New Delhi: Festivals prove to be a breather from the hustle bustle of our daily routines. The long awaited Diwali is right here, with an excuse to gorge on sweets without being concerned of the calorie intake and spending on clothes and appliances in the raining offers and discounts all over. The five day festival is set be an action packed gala with Dhanteras marking the beginning of the festival of wealth and prosperity. Diwali is a combined festival of the two avatars of Vishnu: Rama and Krishna.

The markets are all decked up for Dhanteras falling on November 11 or on the thirteenth day of the month according to the Hindu calendar with various lucrative offers, discounts on gold, diamond and silver jewellery. The day is marked by bringing a lusturous metal home as a symbol of Goddess Lakshmi.

People buy silver and gold coins to be worshipped on the day of Diwali, while cheaper options include brass vessels like diyas or any household utensils. The tradition of lighting an oil-lamp at the door starts from this day for all the five days to symbolize the welcome of Goddess Lakshmi.

The Chhoti Diwali, the second day of the festival, is when the preparations are sped up for the big day by decorating homes, preparing sweets, arranging gifts etc. While people get their homes decked up for the welcome of the Goddess, women apply henna on hands and people make efforts to look good on the big day. On this day Lord Krishna destroyed the demon Narakasur and made the world free from fear. 

Dipawali, or generally called as the darkest night of the year, is lit up to welcome the homecoming of Lord Rama with Sita from their 14-year exile. The day is celebrated by worshiping Lord Ganesha and Goddess Lakshmi to bring prosperity and wealth in our homes. Also, the homecoming of Lord Rama is celebrated by fire crackers, rangoli and lights to mark the arrival of the King to his homeland.

The next day is Goverdhan Pooja or ‘Annakut’. On this day Lord Krishna defeated Indra and said, one must worship his food bearer, that is the nature or the Goverdhan hill that gives us food and livelihood. During the day, a large verity of food items is prepared, ideally 56 in number, to consume each and every flavour offered by nature.

A special mixed vegetable called as ‘annakut’ is prepared and offered to the God and then consumed as Prasad. On this festival which originated from Goverdhan in Mathura, a symbolic cow dung statue is made in every household’s courtyard and is worshipped in the evening as Goverdhan Parbat.

The fifth day ‘Bhai Dauj’ or Yam Dwitya is to strengthen the brother-sister bond. Sister applies tilak on her brother’s forehead and the brother promises to protect his sister forever, along with gifts as a gesture of love and affection.

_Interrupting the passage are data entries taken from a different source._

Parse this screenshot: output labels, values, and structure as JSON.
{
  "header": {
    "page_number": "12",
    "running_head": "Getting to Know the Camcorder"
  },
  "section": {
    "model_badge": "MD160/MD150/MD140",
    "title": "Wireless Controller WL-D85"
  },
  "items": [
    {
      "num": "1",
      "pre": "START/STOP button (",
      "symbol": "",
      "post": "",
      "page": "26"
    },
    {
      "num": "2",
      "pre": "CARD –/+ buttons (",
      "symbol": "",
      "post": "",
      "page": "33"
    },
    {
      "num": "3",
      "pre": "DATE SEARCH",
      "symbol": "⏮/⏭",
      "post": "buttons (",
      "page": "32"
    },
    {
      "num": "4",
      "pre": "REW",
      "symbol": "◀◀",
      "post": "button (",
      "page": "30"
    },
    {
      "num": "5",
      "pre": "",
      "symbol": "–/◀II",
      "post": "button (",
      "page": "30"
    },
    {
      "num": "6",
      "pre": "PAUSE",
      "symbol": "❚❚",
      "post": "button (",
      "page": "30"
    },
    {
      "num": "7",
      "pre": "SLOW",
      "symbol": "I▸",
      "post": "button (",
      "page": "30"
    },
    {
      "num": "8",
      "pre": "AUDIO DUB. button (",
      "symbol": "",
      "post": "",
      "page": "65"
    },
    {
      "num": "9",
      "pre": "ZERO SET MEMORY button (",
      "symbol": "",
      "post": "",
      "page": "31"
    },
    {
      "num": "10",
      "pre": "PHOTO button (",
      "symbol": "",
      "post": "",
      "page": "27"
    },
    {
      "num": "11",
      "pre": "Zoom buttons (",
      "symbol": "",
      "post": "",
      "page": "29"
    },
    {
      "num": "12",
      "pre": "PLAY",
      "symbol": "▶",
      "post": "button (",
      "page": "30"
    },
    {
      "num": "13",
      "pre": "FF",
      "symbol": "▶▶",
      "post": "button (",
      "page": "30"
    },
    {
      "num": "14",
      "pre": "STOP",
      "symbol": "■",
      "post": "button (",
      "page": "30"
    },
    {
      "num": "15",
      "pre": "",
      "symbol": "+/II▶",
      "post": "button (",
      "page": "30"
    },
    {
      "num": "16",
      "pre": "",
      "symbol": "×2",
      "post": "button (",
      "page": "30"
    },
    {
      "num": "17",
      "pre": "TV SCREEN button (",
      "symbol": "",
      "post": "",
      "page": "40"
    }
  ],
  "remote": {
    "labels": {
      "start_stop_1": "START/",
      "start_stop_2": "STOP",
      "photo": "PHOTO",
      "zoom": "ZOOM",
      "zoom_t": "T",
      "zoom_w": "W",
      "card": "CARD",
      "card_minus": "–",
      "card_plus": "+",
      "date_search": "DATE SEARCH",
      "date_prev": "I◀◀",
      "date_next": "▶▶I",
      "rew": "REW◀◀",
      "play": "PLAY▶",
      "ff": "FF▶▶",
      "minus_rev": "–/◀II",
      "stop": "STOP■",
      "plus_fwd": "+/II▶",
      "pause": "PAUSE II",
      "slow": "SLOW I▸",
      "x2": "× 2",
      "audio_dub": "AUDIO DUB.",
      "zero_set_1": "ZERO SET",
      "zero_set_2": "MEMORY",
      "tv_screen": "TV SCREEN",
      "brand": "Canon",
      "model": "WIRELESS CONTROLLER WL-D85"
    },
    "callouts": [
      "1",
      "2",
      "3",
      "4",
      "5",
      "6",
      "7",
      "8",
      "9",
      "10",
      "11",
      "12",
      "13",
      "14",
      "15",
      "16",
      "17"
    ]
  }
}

According to the legend, Yamaraj, the God of Death, visited his sister Yami on this day after Diwali. Yami welcomed her brother by applying the auspicious tilak on his forehead. As a gift, Yamraj promised her sister Yami that all those who will take a dip in Yamuna on this auspicious day will never suffer hell. 

Since then Yama Dwitiya is observed as a symbol of love between brothers and sisters. In Mathura, a massive Yam Dwitya Snaan is organized on the ghats of Yamuna when millions of brothers and sisters take the holy dip in the river after which the brother gifts new clothes to his sister.